Of the various policy instruments cited, directly combating illegal work is the least attractive alternative, according to Schneider and Enste. Employees, voters, and taxpayers immediately feel the costs, but are less certain about the longer term benefits, of a potential wider tax base achieved through decreasing the size of the shadow economy. In addition, although small firms publicly condemn the shadow economy, many privately condone and directly benefit from it. Furthermore, politicians and policymakers care only about the lost tax revenues. They realize that most of the public does not care about the shadow economy, and they find it best to pretend to combat illicit work while not obtaining substantial results.

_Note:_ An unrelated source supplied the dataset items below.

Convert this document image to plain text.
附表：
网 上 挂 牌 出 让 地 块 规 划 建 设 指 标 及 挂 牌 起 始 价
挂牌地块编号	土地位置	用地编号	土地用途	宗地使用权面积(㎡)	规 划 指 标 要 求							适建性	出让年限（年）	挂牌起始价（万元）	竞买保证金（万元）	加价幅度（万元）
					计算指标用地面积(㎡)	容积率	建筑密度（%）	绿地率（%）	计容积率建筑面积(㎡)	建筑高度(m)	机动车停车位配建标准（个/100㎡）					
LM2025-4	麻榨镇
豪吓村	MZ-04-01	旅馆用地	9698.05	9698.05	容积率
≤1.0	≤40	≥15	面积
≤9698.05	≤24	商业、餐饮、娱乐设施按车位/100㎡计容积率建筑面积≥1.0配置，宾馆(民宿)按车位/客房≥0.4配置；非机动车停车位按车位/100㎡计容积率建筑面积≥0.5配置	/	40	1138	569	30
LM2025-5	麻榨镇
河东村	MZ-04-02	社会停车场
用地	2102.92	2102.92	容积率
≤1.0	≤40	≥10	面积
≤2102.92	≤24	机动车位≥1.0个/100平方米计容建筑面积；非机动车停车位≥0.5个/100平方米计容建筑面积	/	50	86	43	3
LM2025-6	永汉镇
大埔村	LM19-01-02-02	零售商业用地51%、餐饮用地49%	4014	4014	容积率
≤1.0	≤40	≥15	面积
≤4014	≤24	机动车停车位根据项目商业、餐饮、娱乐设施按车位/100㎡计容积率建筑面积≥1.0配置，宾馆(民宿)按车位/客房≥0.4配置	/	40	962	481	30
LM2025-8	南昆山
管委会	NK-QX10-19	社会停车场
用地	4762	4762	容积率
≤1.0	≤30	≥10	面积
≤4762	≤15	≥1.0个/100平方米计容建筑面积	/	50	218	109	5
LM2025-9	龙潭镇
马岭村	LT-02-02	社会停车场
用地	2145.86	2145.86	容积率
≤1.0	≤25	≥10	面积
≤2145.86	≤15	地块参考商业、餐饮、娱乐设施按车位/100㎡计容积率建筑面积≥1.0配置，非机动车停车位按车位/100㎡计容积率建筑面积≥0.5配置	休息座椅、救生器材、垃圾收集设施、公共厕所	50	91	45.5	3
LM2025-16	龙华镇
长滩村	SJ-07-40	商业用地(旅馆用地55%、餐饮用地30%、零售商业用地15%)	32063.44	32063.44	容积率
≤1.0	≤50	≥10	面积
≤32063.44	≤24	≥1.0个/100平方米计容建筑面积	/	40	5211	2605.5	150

While this book provides a valuable overarching addition to the literature on the shadow economy, it falls short in a couple of important respects. The subtitle, An International Survey, promises an international perspective, yet the bulk of the narrative focuses on Germany. Because of this shortcoming, the book loses an opportunity to explore the role of the shadow economy within different cultures and countries. Another flaw is that the authors do not clarify how they measured and weighted the variables in estimating the size of the shadow economy—an oversight that leaves many unanswered methodological questions about their fundamental approach. Perhaps what this book does best is point to the challenges that are involved in measuring the unmeasurable and grappling with the indiscernible.